The unprecedented scope of Kuwait’s plans, however, may make their implementation difficult. As databases increase in size, so do the potentials for false matches. Massive databases may actually prove less efficient in the case of terrorism, by increasing the amount of time spent on an investigation and possibly resulting in miscarriages of justice, according to Wallace.
Building such a massive database also takes time. Willes said that it appears “unlikely” that the program will be implemented in the summer timeframe suggested by authorities.
When Humans Rights Watch officials met with Kuwaiti officials in February, delegates from Kuwait had just returned from Washington where they had discussed managing their database with the FBI, Willes said. “The result of that trip,” she said, “was U.S. officials telling this Kuwaiti delegation they had no idea how you would manage something like this on a national level.”

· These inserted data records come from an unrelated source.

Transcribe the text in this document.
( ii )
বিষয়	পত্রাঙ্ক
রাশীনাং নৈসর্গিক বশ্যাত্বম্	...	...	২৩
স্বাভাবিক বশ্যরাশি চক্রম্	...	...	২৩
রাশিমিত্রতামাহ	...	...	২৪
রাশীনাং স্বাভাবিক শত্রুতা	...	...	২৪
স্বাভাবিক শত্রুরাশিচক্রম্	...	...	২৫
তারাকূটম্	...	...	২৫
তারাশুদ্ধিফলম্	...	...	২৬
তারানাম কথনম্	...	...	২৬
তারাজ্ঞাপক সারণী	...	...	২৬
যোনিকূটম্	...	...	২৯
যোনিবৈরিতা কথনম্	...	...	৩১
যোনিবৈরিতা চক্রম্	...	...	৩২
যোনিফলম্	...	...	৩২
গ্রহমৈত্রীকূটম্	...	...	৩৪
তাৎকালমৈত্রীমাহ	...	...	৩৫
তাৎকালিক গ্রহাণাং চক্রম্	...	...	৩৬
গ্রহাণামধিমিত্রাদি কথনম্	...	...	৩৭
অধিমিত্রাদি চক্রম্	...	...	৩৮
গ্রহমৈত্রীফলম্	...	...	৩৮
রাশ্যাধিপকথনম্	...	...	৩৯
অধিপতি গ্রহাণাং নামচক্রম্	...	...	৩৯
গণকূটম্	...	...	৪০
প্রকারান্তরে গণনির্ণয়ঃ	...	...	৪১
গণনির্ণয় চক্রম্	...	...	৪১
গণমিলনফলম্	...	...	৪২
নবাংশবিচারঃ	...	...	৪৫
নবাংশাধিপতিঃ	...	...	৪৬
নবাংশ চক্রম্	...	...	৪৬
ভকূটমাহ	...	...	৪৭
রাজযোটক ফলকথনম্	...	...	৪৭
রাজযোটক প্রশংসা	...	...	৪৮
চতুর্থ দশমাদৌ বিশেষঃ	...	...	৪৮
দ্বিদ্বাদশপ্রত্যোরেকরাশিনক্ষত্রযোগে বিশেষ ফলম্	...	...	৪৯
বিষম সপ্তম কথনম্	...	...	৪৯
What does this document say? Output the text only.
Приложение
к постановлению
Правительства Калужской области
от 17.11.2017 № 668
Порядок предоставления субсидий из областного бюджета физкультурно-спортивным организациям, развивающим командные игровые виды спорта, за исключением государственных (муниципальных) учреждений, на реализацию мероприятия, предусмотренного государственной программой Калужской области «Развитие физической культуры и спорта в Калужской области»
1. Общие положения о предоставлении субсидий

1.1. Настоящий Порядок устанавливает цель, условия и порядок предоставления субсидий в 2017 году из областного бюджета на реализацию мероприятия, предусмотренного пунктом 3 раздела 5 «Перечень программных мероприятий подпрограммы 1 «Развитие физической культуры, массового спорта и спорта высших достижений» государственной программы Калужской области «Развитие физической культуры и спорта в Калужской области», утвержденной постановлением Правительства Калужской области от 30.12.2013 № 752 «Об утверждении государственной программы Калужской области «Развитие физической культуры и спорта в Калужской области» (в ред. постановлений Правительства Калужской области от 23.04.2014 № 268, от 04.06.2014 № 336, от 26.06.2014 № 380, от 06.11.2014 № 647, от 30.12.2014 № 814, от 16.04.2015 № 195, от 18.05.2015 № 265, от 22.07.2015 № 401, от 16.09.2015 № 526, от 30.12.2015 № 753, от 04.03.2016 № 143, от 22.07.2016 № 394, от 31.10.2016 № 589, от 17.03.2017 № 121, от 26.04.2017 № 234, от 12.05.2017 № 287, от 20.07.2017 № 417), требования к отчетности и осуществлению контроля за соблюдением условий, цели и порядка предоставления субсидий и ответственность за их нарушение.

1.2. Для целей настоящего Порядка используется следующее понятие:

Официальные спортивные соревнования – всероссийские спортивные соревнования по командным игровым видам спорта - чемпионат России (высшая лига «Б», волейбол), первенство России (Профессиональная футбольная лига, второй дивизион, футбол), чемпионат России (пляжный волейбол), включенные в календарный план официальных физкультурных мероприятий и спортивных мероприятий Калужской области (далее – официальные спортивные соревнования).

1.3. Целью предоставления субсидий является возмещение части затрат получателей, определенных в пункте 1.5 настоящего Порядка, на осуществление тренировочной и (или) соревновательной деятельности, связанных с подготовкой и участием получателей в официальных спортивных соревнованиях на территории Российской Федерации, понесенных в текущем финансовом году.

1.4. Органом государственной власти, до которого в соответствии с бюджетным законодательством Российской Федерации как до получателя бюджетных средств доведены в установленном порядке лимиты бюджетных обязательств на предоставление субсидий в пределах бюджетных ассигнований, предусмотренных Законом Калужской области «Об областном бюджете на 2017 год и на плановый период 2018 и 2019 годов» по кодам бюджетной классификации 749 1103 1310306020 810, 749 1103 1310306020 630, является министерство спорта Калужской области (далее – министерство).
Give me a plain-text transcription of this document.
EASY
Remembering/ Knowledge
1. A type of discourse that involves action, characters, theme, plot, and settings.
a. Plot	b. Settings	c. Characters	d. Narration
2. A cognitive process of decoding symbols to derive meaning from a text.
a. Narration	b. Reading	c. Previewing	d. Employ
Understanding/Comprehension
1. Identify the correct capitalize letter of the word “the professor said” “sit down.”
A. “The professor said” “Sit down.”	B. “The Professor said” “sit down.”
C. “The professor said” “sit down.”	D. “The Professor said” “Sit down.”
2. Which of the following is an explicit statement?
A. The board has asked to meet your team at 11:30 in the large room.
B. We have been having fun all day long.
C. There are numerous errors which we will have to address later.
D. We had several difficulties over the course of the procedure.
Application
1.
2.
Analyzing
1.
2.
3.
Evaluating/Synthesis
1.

The U.S. government has no doubt set an example: the FBI currently houses the world’s largest biometric database, storing DNA, fingerprints and other identifiers from a range of criminal and civilian settings. The U.S. also collects biometric information from travelers at national and international customs, which can be shared across federal and state law enforcement agencies.
Kuwaiti officials, who did not respond to repeated requests for comment, told the Kuwait Times in January that their database would be “at par” with those in the U.S. and the U.K. If all goes as planned, they may even exceed the FBI’s capacious precedent.